Depuis quelques mois toutefois, l'espoir et les projets reviennent. En début d'année, la ministre de l'Environnement est venue aux chutes et a promis une réhabilitation du site, pour mieux accueillir les visiteurs.
"On est d'accord, on veut des paillotes modernes, un restaurant, un hôtel, des boutiques, des bureaux, un musée, un aquarium... Et une chambre froide, aussi, pour le poisson", énumère Augustin Tangausi. "Nous sommes un site touristique international, connu mondialement!", souligne-t-il, en ajoutant, prudent, que ce projet doit maintenant se concrétiser.
"Un hôtel sera construit, cela va générer des emplois, et on va essayer de moderniser la pêcherie", confirme Madeleine Nikomba, nouvelle gouverneure de la Tshopo, pour qui ce projet s'intègre dans un ensemble de mesures destinées à redynamiser la province et attirer les touristes.

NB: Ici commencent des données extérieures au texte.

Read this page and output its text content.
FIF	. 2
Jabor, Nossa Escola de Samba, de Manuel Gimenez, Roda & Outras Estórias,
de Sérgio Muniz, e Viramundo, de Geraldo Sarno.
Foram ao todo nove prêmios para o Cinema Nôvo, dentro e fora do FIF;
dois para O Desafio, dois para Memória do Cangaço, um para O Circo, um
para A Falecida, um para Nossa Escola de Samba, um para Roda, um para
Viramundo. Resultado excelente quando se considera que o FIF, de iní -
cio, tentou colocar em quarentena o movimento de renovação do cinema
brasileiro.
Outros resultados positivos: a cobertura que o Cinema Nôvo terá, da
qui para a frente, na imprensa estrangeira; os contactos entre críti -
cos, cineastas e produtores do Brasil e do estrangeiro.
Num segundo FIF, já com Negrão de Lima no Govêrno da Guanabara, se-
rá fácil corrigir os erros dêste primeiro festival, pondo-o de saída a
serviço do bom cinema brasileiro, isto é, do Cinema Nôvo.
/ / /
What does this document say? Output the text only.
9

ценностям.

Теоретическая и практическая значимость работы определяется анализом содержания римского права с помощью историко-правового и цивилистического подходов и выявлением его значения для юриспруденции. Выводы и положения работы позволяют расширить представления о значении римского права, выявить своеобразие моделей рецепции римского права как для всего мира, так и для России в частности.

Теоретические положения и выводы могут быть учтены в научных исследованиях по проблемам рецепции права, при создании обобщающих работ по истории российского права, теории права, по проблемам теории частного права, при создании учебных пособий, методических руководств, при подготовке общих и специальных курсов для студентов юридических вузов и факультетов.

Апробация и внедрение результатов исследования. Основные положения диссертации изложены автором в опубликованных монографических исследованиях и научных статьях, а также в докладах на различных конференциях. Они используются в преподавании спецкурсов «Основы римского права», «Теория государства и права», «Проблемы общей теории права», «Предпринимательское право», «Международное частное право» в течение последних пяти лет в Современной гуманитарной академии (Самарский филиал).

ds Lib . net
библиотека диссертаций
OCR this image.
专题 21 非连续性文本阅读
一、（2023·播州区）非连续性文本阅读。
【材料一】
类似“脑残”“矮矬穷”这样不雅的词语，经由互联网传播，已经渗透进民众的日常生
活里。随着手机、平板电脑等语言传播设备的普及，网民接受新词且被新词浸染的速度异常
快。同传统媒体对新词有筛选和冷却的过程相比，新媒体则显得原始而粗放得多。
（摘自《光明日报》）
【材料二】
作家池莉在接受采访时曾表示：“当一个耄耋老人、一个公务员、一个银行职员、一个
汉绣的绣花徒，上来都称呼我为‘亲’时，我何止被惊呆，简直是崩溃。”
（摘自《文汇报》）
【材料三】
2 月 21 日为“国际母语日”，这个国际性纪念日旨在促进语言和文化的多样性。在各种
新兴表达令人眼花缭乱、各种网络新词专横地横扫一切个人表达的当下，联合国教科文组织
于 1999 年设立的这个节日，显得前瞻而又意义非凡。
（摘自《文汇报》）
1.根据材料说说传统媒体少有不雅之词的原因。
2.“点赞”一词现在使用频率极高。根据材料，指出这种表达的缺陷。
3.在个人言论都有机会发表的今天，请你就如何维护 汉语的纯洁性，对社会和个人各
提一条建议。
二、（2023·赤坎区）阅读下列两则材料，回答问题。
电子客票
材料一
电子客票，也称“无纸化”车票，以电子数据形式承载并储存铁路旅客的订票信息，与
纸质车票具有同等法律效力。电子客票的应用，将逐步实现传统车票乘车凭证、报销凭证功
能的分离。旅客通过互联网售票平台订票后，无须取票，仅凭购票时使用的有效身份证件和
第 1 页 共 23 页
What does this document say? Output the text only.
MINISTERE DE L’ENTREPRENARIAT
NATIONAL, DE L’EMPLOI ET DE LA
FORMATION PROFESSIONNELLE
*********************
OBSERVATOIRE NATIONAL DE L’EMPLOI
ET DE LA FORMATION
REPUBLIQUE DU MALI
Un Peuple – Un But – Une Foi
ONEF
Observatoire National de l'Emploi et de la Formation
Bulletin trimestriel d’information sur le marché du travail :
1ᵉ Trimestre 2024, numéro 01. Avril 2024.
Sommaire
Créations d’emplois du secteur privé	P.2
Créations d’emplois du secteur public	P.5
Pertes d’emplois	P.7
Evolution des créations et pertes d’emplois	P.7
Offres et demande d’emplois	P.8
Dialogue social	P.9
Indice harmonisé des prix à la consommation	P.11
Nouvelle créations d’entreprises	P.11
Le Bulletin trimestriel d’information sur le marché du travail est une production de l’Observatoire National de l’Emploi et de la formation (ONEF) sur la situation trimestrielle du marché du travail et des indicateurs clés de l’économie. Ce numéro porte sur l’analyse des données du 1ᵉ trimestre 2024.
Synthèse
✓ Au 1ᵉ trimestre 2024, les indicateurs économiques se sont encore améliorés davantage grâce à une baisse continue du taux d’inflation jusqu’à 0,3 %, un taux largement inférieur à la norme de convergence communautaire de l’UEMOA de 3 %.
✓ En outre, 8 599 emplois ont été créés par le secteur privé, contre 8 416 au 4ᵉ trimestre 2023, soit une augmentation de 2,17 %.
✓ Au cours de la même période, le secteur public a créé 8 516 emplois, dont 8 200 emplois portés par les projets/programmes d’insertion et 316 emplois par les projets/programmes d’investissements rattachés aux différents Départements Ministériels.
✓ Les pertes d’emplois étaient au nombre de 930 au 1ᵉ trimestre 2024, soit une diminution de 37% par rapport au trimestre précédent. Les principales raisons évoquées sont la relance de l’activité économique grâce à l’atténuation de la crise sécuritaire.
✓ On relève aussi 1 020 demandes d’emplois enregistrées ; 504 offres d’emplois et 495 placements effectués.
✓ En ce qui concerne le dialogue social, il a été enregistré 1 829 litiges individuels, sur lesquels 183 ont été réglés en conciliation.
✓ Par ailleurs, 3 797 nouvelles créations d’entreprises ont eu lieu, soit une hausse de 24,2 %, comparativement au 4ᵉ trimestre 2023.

Pour l'instant, tout ou presque est à faire. Les routes sont impraticables. L'électricité manque. Les "lieux de mémoire", liés notamment au héros de l'indépendance Patrice Lumumba, tombent en ruine. Le zoo est vide. Les voyageurs sont confrontés à une indescriptible cohue à l'aéroport, en réfection depuis des années. Sans compter la pénurie ponctuelle de kérosène qui les prive d'avions.
La gouverneure l'assure, l'aérogare moderne sera bientôt opérationnelle, la route nationale 4 rénovée, les sites mémoriels mis en valeur, le parc zoologique repeuplé d'animaux. Et même le stade Lumumba, dont le terrain fait pitié, aura bientôt sa pelouse synthétique.